Friday, January 25, 2008

Evaluation of last week's trading calls

Thought about doing this for a while now, so let me just get on to it now:

In my last weekend's "Weekly Trading Calls", I analyzed 14 stocks and made a total of 25 trading calls:

** Winning calls: 8, or 32%, for a total of 70 points (8,6,5,4,7,8,33)
** True Losing calls: 1, or 4%, for a loss of about 1 point;
** Un-materialized calls: 13, or 52%.
** Near-miss calls: 4, or 16%

The near-miss calls are those that were either barely not being hit or barely stopped out. Several of them were heart-breaking ones that would've produced spectacular profits:
1. BIDU:
The call -- "DT-L2 if it spikes towards MA200 (around 241), IDS just below 240, CS below MA200, IT=254, r/r=3:12"
The near miss -- It spiked to as low as 237 on Jan. 23, which would've stopped out the position and miss the subsequent profit of as much as 90 points.
2. ICE:
The call-- "Speculative L3, entry zone=118-126, stop just below 117, IT=MA200, r/r=9:28"
The near miss-- On Jan. 22, it spiked to as low as 126.87, therefore did not hit the order that could produce as high as 38 points.
3. SONS:
The call -- SW-L2 when a capitulation occurs in coming days, scaled entry zone 3.21-3.52, stop just below 3.2, IT=4.5, r/r=0.32:0.98
The near miss-- On Jan. 22, it spiked down to as low as 3, therefore would stop out the position that could've produce over 30% of gain in the follow sessions.

The best winning calls are on RIMM, CRM, and AAPL.

And here is the sad part: I only acted on one winning call (SOLF). While some can be attributed to the near-miss calls (I literally stared at the BIDU and SONS when they were in those ranges), the failure of acting on the winning calls are a bit disturbing. Just read a post by Dr. Brett Steenbarger titled "The Most Important Reason Individual Investors Lose Money", and one of such important reason is "failure to trade reliable, tested ideas", I need to be cured, really!

6 comments:

Anonymous said...

Nice calls, yes I'm holding my pot short 137 for 120, check it out double gap up blowoff gimme a break....my best trades were 12 pts aapl, 20 pts fslr on tues, 20 pts fslr on wed after a 36 pt drop. also intc (horrible trading stock) 18.44 to 21.30 yue to fri premkt, incredible week, tue was the eaiest call of a lifetime!

flyingwabbit said...

Razor:
Wow!
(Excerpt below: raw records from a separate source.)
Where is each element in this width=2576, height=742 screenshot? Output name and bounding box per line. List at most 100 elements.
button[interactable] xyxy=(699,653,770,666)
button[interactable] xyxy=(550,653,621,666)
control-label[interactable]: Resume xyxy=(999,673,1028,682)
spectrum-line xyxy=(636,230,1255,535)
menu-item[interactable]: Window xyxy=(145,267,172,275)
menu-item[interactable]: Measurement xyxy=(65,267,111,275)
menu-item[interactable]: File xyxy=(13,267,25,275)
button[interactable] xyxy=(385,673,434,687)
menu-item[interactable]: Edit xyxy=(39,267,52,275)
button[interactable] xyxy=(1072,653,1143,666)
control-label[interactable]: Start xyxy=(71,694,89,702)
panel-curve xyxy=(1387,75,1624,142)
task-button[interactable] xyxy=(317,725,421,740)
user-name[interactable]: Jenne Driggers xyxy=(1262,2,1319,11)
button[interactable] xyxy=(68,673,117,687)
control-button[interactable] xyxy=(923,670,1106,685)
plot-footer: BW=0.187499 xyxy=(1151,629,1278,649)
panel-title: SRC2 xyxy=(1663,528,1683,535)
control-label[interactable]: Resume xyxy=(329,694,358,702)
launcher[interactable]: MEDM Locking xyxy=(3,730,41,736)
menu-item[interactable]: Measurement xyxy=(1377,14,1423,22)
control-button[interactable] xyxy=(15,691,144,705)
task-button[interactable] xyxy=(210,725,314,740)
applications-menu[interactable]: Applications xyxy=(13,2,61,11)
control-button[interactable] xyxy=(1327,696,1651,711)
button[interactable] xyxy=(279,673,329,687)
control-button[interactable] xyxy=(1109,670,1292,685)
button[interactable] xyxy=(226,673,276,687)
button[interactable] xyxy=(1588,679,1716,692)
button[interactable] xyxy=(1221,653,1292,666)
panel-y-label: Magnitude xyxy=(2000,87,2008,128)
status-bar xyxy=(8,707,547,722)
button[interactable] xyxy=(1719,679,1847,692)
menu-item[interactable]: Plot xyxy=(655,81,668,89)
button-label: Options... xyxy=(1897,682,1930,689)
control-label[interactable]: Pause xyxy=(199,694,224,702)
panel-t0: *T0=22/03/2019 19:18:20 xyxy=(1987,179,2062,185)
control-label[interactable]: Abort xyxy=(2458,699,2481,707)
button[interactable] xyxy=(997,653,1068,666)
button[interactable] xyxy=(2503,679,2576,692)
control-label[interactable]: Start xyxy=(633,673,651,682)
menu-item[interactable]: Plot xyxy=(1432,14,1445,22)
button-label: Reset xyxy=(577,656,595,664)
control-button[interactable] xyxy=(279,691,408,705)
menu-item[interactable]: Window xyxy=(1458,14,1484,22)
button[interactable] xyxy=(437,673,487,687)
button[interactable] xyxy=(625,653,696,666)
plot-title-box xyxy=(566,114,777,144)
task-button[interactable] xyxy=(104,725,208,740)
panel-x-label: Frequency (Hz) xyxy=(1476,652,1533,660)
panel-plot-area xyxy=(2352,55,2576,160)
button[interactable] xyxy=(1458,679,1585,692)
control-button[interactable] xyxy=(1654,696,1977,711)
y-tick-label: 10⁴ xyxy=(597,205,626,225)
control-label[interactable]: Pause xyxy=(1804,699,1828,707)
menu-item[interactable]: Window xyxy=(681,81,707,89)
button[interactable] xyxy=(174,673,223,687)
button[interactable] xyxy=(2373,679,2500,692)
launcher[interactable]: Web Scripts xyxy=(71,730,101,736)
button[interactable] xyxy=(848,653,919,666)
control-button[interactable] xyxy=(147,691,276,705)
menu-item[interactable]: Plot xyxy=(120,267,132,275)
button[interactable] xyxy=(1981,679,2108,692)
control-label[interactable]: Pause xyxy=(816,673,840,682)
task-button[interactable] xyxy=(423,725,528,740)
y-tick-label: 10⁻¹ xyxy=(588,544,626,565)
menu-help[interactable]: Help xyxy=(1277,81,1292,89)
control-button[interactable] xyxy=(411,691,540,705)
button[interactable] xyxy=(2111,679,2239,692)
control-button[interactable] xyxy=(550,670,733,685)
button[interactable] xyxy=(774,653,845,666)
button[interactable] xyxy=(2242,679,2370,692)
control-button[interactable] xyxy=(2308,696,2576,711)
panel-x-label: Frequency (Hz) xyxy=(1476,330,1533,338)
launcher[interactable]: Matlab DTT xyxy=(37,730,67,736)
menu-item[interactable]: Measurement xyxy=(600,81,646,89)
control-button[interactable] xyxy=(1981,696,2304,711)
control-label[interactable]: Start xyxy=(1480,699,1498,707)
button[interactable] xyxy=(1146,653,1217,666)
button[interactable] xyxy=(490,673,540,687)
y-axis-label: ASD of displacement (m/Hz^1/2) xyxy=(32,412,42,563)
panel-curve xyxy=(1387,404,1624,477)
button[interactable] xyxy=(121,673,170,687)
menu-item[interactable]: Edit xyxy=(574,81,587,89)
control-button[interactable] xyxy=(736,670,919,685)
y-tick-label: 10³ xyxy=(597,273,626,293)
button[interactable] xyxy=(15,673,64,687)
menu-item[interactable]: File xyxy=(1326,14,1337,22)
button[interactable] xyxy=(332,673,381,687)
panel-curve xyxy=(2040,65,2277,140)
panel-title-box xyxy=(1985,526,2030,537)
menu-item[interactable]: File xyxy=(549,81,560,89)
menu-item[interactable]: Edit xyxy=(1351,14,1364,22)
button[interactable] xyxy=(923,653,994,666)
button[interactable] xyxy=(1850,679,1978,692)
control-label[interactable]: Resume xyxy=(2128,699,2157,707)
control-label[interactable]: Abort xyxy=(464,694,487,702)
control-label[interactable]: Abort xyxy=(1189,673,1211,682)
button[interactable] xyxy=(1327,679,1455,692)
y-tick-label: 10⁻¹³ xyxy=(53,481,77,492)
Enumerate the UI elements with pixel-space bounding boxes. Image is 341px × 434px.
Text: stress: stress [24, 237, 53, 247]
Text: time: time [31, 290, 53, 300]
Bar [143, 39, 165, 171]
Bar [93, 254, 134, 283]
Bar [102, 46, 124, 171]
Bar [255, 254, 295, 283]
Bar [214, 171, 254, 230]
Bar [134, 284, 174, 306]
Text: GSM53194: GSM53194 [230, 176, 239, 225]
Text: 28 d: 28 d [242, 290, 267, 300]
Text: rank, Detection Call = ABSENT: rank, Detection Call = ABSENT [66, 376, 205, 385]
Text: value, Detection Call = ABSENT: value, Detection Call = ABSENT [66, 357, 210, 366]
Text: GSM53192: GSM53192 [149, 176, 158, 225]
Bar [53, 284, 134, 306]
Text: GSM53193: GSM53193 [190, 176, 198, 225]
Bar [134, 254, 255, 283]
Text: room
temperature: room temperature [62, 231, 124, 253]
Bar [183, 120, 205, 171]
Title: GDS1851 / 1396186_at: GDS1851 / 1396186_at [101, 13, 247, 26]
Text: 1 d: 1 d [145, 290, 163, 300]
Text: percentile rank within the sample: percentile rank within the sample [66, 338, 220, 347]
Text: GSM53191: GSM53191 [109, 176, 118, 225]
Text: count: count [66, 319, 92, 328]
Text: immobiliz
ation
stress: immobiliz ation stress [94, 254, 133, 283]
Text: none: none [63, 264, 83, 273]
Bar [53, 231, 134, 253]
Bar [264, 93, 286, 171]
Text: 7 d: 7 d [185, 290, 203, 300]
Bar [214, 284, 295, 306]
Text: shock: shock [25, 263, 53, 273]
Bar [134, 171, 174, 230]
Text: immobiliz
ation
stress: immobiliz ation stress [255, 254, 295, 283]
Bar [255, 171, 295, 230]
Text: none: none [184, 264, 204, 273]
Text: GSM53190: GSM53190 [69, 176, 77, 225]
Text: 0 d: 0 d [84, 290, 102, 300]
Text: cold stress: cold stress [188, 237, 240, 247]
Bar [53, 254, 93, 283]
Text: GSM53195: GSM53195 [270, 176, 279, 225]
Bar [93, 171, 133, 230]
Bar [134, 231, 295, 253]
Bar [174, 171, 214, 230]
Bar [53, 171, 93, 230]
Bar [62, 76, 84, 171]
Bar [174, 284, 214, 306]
Talk about razor sharp trading! Got a blog somewhere? If not, please try to post your trades here as close to the real-term as possible.

Thanks and have a good weekend!

Anonymous said...

will do wabbit, boy did I get drunk last night, stressful week...actually my best call was being out of the market at year end when I saw the 200 cross the 50(http://stockcharts.com/charts/gallery.html?$INDU) I knew we were going down, I even parked my entire 401k into money market neutral saving me thousands and keeping my powder dry...next week should be wild with all the data...I will make one call right now...I'm looking to capture aapl around 110 for a st long.

flyingwabbit said...

Razor:
Now that is what I call a well-justified binge drinking :) I like your textbook call on the market turning point. I actually also moved all my retirement account into money market funds in Oct'07 before the topping was firmly confirmed, technically not a very sound call, but the results were good, oh, well. As for AAPL, if it breaches this week's low, a test of 100/110 will be in the card, and I agree on your long call in that range.
Oh, still feeling hangover? Take one-shot of a fine single malt Scotch, nothing more and nothing less, and you will be good to go :)

Anonymous said...

Excellent move wabbit, I can't convince people at work to flip their funds, they just lost 90% of last years gains...just like nobody listened when i was at morgan stanley and told everyone to dump amgn at 82...I just knew aapl would miss guidance but didn't have the balls to short it lol..anyway i think i'm going to open some small kicker bets in my equity funds and wait a little longer for emerging markets.

flyingwabbit said...

Razor:

You worked at MS? as a trader? investment banker? I always wanted to meet someone who worked in the wall street as a market marker or the like, I guess I just want to know what killed me many times over when I just started :) Emerging markets? Not so sure at this stage though.